By Oskar (Osark, Sarko).
With a title like that, I don’t think I really need an article. I’ve got one nonetheless.
Before I get into the rather wordy topic I’m writing on, I’ll give a bit of info on myself to give you an idea of where I’m coming from and what to expect of me.
I was brought up without any religious instruction, both my parents and grandparents holding little stake in ‘muttering to the sky for help’. I like to think I have a slightly more complicated reason for my lack of faith. At the age of 10 I sat a test that put me in the 96th percentile for ‘non verbal reasoning’, but scored zero in ‘creative writing’ because I couldn’t think of anything to write. In high school I started a philosophy club which both Nat and Reuben were members of at one point or another. I am about to embark on a Bachelor of Science majoring in physics at The University of Melbourne. I am fairly calm unless arguing with Reuben, who I became friends with after a campaign of disagreeing with everything he said on his blog. I can’t spell the way normal people can.
So, the logic of numbers. Why is one one? How did we arrive at the values we have? Are they innate or do we learn them?

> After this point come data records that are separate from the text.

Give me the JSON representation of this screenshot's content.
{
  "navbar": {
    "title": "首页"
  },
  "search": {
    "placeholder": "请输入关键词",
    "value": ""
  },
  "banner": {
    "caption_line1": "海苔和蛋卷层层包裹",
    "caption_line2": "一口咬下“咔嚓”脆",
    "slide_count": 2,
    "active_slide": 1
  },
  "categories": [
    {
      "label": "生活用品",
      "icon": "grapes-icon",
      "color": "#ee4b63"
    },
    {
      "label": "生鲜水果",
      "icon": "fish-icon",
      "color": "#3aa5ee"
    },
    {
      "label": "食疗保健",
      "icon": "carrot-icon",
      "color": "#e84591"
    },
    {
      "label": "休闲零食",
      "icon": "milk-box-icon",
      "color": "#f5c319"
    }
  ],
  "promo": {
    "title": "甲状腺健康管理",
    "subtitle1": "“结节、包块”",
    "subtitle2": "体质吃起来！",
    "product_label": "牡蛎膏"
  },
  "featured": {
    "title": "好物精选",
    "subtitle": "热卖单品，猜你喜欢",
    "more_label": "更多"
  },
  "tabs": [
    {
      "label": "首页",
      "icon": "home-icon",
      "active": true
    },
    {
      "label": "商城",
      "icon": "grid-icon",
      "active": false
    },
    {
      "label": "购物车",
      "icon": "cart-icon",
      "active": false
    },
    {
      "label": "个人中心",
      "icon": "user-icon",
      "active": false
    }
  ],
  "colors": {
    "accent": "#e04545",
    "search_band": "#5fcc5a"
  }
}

Well, tests on developing children reveal that there is a minimum age at which brain activity varies when shown different numbers of the same object. This makes me think that we arrive at the concept of numbers after we are born. It is possible that if the need to process and conceive numbers was not present in our developing environment then we wouldn’t be able learn them later in life.
This is certainly the case with language; it has been so far impossible to teach a child who had no linguistic stimulation before the age of twelve any more than the level of word-object association that can be taught to dogs, chimps and birds.
Perhaps it is not possible to not encounter numbers in the world in which we live, while it is certainly possible not to encounter language.
I would suggest that we encounter the world and tailor our logical systems (such as our numbers and our manipulation of them) to fit our needs in the reality we experience. This said, I certainly think we are predisposed to many of our mental and behavioral processes. Take the example of the hour for instance (numeracy). Chimps have been shown to be quite proficient at counting things rapidly and those that have been trained can do so much faster and more effectively than the average human. They are also able to add numbers quite well, but when faced with any other mathematical manipulative function (subtraction, multiplication…) they are unable to comprehend. This is probably due to their inability to hold abstract concepts, something that seems inherent in humans. In this way, I think we are applying our inherent tendencies, our built in ‘toolbox’ so to speak, to our environmental stimulus and so arriving at our thought and behavioral processes.
It has been said that mathematics shows an ‘unreasonable’ accuracy when describing the world. I believe this further supports my case for learned numbers, as a number logic based around what we observe would be expected to be closer to the observed world.
Not as controversial as some of the other articles, but please, discuss.